Advent should be a season of paying attention. But in our attention economy of 2025, such focus requires intention. I am guilty of spiraling into the ever-increasing wealth of writing, art, music, shows, quips, thoughts, opinions, news available from every corner of the planet every second of the day. Choosing only four (4!) Advent series sounds crazy. . . but there are so many options. Today's passage in one of them quotes Karl Barth on Zacharias as a story that, even a hundred or two thousand years ago, listening to God requires us to stop talking about ourselves.
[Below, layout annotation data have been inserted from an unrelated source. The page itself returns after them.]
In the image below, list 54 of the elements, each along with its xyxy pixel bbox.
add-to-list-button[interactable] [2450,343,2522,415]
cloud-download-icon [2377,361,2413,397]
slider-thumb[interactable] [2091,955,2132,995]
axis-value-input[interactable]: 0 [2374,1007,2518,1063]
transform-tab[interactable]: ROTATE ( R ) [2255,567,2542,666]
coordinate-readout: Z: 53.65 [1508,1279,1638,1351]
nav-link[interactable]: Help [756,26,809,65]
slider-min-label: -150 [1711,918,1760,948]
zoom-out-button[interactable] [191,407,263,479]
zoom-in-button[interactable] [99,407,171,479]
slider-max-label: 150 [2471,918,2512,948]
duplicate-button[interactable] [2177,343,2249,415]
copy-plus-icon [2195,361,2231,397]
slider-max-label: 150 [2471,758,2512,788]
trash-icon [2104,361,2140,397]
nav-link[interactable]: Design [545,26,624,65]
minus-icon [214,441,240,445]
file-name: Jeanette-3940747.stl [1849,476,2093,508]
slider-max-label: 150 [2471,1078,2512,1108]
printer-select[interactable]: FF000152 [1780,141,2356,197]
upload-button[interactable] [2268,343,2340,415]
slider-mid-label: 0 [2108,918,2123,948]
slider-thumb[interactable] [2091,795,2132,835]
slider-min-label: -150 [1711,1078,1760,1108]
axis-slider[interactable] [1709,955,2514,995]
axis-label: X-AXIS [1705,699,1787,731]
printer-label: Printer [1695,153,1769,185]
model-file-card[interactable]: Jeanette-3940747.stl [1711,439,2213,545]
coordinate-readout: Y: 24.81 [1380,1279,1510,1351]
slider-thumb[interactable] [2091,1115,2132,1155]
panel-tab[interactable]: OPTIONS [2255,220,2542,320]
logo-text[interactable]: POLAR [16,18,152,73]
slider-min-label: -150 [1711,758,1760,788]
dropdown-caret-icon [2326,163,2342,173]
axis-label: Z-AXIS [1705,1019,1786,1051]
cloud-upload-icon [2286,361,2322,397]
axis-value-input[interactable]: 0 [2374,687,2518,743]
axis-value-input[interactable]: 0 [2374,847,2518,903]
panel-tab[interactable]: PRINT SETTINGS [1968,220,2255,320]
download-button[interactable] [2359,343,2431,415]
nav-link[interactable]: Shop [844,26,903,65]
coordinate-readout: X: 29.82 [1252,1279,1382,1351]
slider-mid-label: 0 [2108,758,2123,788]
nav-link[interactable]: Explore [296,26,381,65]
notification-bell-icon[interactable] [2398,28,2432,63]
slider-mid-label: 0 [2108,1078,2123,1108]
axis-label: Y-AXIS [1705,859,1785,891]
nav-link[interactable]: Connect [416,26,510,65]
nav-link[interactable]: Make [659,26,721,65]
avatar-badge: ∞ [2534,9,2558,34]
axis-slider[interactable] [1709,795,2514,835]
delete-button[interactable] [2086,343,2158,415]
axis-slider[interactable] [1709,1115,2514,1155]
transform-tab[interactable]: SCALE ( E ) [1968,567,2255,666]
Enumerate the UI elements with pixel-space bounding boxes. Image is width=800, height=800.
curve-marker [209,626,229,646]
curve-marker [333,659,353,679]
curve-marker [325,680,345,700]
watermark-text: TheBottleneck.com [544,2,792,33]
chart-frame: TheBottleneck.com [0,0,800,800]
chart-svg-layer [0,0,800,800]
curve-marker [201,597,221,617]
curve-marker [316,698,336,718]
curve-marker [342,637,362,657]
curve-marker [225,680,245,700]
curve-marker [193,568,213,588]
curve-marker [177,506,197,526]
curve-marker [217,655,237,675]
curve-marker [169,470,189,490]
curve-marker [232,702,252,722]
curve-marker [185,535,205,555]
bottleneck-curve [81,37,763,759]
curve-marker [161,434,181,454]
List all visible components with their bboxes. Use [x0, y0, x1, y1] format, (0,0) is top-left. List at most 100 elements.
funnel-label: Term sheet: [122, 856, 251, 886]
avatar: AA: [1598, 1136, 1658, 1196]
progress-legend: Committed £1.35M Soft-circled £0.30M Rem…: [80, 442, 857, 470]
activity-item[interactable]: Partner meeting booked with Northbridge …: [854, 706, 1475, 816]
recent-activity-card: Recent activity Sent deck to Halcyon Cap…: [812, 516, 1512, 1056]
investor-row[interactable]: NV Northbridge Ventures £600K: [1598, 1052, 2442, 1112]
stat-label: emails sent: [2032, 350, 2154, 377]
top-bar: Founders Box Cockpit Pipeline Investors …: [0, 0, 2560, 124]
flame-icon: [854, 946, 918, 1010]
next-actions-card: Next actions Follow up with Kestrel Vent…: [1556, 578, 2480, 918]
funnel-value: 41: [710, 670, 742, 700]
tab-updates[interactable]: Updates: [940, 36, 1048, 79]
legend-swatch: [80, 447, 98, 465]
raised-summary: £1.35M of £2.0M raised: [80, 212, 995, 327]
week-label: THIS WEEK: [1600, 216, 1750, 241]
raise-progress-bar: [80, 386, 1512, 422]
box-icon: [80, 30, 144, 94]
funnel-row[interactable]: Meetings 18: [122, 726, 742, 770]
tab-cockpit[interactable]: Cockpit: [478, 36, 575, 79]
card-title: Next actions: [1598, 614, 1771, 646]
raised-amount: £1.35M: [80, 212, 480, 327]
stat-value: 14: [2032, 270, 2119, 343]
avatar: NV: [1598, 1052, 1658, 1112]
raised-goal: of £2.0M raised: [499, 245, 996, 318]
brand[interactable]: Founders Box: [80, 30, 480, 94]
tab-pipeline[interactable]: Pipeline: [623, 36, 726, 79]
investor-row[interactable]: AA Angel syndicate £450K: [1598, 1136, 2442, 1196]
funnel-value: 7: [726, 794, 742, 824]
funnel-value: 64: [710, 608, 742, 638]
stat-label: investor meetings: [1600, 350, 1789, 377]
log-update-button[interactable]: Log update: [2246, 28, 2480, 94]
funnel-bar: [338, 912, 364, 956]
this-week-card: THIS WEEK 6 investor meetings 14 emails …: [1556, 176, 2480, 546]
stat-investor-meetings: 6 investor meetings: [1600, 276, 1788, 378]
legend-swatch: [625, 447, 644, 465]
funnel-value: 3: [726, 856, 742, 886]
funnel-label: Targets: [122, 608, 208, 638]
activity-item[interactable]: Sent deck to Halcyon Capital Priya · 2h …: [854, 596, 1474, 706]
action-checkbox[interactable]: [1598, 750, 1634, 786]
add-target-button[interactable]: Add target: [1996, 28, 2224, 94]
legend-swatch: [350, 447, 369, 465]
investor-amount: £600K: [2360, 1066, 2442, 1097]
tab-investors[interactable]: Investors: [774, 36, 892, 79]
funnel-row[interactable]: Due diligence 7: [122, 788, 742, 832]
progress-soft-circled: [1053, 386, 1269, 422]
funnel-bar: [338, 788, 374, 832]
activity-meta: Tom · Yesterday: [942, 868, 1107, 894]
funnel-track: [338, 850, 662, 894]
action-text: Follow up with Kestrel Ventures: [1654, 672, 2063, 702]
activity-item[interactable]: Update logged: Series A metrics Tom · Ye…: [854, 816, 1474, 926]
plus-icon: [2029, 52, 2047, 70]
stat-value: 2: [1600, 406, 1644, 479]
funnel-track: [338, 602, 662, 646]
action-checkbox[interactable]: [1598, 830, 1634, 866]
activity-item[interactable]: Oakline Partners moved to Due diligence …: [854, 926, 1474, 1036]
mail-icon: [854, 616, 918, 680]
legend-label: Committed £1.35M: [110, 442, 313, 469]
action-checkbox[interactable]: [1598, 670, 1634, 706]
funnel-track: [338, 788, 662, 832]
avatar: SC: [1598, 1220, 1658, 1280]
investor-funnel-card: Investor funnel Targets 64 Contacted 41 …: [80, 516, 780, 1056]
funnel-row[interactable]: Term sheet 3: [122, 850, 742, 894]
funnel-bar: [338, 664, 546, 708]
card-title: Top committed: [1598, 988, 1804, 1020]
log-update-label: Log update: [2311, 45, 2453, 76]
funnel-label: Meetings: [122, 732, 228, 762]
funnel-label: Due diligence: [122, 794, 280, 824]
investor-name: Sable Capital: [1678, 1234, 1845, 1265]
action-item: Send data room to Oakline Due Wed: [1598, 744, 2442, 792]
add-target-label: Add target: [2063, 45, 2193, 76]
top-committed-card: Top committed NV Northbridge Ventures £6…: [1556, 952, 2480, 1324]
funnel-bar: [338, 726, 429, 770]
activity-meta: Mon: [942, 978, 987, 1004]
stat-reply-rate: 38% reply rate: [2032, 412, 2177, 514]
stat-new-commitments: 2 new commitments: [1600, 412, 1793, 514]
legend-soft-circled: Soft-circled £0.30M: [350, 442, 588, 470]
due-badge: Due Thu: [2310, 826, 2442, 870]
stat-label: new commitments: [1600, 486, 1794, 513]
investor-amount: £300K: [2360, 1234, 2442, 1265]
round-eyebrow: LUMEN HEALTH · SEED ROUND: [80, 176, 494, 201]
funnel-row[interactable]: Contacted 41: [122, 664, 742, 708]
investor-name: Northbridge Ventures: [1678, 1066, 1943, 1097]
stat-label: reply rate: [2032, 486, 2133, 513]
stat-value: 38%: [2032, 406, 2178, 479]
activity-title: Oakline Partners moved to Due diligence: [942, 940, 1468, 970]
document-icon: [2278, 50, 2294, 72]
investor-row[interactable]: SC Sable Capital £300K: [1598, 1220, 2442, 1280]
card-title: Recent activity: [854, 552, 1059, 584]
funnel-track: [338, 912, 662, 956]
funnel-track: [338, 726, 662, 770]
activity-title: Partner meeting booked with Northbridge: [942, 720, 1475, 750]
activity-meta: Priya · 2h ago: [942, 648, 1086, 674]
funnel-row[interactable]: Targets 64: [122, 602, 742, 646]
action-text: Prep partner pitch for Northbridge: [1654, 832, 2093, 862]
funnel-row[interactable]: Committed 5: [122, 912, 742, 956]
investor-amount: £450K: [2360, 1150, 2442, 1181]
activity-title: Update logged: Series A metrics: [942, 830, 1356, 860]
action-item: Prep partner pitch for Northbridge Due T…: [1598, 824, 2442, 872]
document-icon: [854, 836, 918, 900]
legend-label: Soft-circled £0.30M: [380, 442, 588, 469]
Requires a shaking encounter, a disruptive re-set. Stop. Attend.
Because 'attend' is more than concentration. When we 'attend', we are present. Present in the behind-the-veil reality glimpsed by Isaiah. Present in the God of the universe turning our lives upside down to make the whole world better. Presence with God in the cloud is a double-edged experience, the comfort of being enveloped in goodness, the disorientation of having our whole conception of goodness reset.
Let me end with Is 35:3. Strengthen the weak hands and make firm the feeble knees. That is how we enter such a draining attention, asking for Jesus' strength in our weakness. It is also our family verse for December since I'm recovering from surgery on a second broken wrist that has left my hands weak, and Luke is recovering from major surgery on his knee, and everyone feels feeble in the face of Scott's cancer.
Not to mention the despairing directions of much of our world this season. So my final image is from a former teacher on our Bundi team who continues to be a key support to our Area, and spent 2025 in her own life-threatening struggle that brought her baby prematurely and risked her baby's life too. Here we are, in the reality of a life of brokenness (see the feeding tube still many months later) but embracing the smile and color of Christmas, the truth that Jesus changes everything. Waiting, attending, because love is stronger than death.